November 01, 2024

CDP event examines efforts on cutting emissions in supply chains

Hiroko Nakata Contributing writer

Media partner

Panel Discussion about future value chain management | CDP

CDP, the global non-profit which runs the world’s environmental disclosure system, held an annual event on Oct. 4 that shed light on the increasing impact of corporate supply chains’ carbon emissions.

“I’ve never felt a stronger sense of crisis over climate change than this summer because of what is going on around us,” CDP Worldwide-Japan’s market lead, Emi Matsukawa, told the audience in the opening speech. Data showed record-high heat across the world this summer. In Japan, the average temperature in July broke the record for the month, according to the Meteorological Agency.

At the CDP Supply Chain Japan Summit, the London-headquartered nonprofit said there is still a wide gap between the global carbon reduction goal and what Japan needs to do to achieve its goal of net-zero emissions. “We need your efforts in the private sector. But at the same time, I believe there is also demand for new business,” Matsukawa said. “And those who are aware of such demand are those who gather today — who are willing to review their entire supply chain’s impact on carbon reduction.”

Companies are facing growing calls to manage the greenhouse gases emitted in their supply chains due to the emissions’ huge environmental impacts and amid stricter global regulations.

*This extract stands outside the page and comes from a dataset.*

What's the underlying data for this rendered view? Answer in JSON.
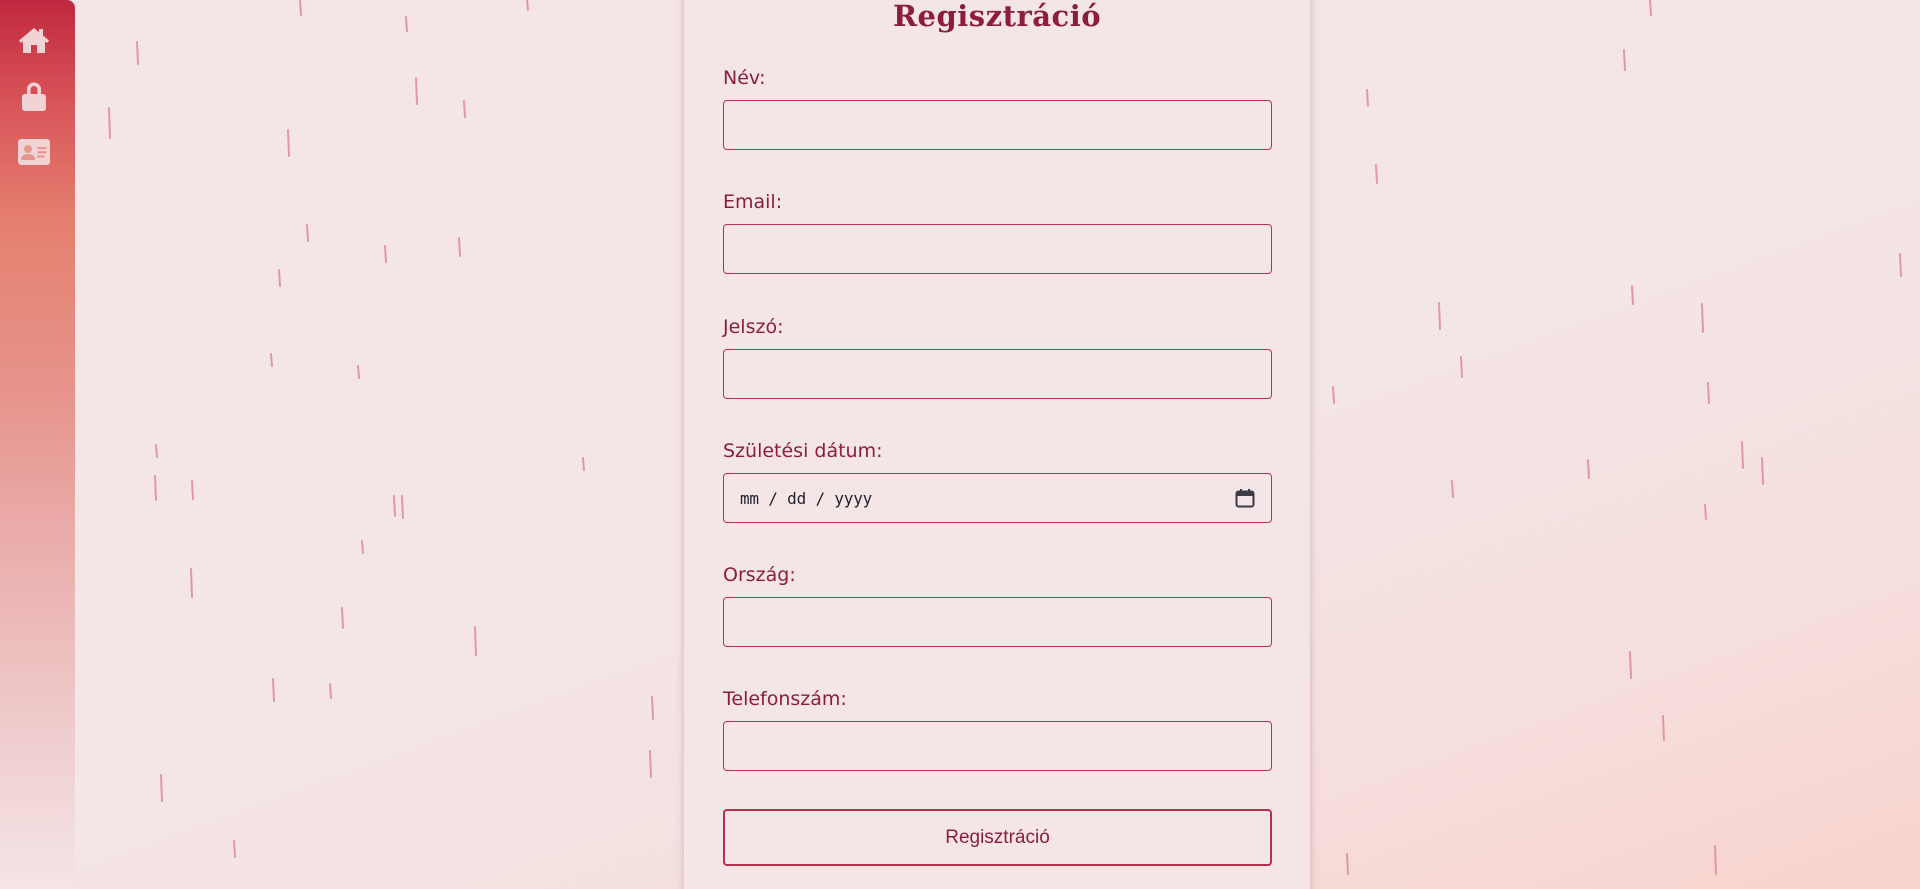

In the keynote speech, professor Takeshi Mizuguchi, the president of the Takasaki City University of Economics, explained why supply chains are drawing the attention of regulators and investors. Amid growing pressure for the disclosure of climate and other sustainability-related data, companies around the world are trying to manage a variety of risks in their supply chains involving the procurement of water and other resources, the continuity of business deals, their reputations on human rights and labor conditions, and the degradation of their corporate value due to sustainability issues.

“In addition to these directly related risks, we need to pay attention to bigger risks that we are facing now,” he said, involving interrelated economic, social and environmental systems. He added that corporate values would suffer without government policy support.

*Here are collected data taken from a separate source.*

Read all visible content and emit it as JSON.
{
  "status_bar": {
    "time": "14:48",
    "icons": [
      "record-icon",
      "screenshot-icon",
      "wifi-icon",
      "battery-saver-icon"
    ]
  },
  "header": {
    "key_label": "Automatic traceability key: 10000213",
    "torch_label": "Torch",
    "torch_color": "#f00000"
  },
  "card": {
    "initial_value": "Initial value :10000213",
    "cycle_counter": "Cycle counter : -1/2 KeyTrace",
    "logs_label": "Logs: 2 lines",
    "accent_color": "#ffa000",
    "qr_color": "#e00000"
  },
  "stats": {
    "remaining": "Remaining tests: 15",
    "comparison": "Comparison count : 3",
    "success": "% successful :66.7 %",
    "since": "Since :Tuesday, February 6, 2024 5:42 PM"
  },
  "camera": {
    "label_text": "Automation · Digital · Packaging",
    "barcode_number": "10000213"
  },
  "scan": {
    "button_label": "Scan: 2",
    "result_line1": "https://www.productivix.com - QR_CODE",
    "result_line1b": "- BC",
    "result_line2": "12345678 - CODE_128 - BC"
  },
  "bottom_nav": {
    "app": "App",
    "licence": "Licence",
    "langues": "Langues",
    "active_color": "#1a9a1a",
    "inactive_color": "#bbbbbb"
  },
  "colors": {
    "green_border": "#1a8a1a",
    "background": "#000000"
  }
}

According to CDP, Scope 3 supply chain emissions are on average 26 times larger than the total of companies’ own Scope 1 and 2 direct and indirect emissions. “Unfortunately, still only 15% of the 23,000 companies that disclosed to CDP last year had set targets to reduce their upstream Scope 3 emissions,” said Simon Fischweicher, CDP’s director of supply chain and reporter service. Only 41% of companies are engaging their suppliers through the CDP’s disclosure platform, he said, and fewer still are assessing the climate risks in their supply chain or setting Scope 3 reduction targets, he added.

“Therefore, we need to do more to engage with the private sector to understand the importance of supply chain sustainability, set targets for Scope 3 emissions and work with their suppliers to reduce those supply chain emissions,” he told the audience.

Opening Remarks by CDP Worldwide-Japan, market lead, Emi Matsukawa | CDP

During the event, three Japanese ministries explained their policies to tackle the increasingly urgent climate issues.

The Ministry of Economy, Trade and Industry, which is spearheading an idea to create a domestic “GX” (green transformation) market, said it is important to support higher value for products made from environmentally friendly materials. In order to do that, the country needs to introduce carbon pricing on greenhouse gas emissions, which would elevate green products’ price competitiveness. The country also needs to help create additional value for such goods in other ways, for example by disclosing the ratio of nontoxic materials used in making them, said Nobuyoshi Wakabayashi, director of the ministry’s environmental economy office.

The Ministry of the Environment thinks it is important for companies to make their measures on carbon reduction transparent to investors and suppliers amid a growing emphasis on ESG (environmental, social and governance) investment because such measures lead to higher corporate value and better business opportunities. To that end, the ministry helps companies calculate their carbon emissions throughout their value chain by developing guidelines and operating websites providing related information.

The ministry also has compiled guidebooks to promote corporate engagement with suppliers to take steps to reduce Scope 3 emissions and has released related information on its online value-chain platform.

“We place importance on corporate engagement because companies need to tackle this issue with their whole supply chains,” Takeo Sugii, director for the ministry’s office for decarbonized business promotion, said in a speech.

The Ministry of Land, Infrastructure, Transport and Tourism promotes decarbonization in the transportation sector. For instance, it supports next-generation vehicles by building electric vehicle chargers and hydrogen stations, and the development of zero-emission vessels fueled by hydrogen or ammonia. In the construction area, the ministry promotes zero-emission houses while requiring new buildings to follow energy saving regulations. It also supports the introduction of renewable energy at the country’s airports, seaports, train stations and public housing. As for biodiversity issues, the ministry is working on the introduction of green infrastructure in urban planning and public works while accelerating efforts to capture carbon dioxide by taking advantage of ocean ecosystems, said Mitsuru Shimizu, director of the ministry’s environmental policy division.

Aiming to highlight issues related to a sustainable society, The Japan Times gave its support to this event by becoming a media partner.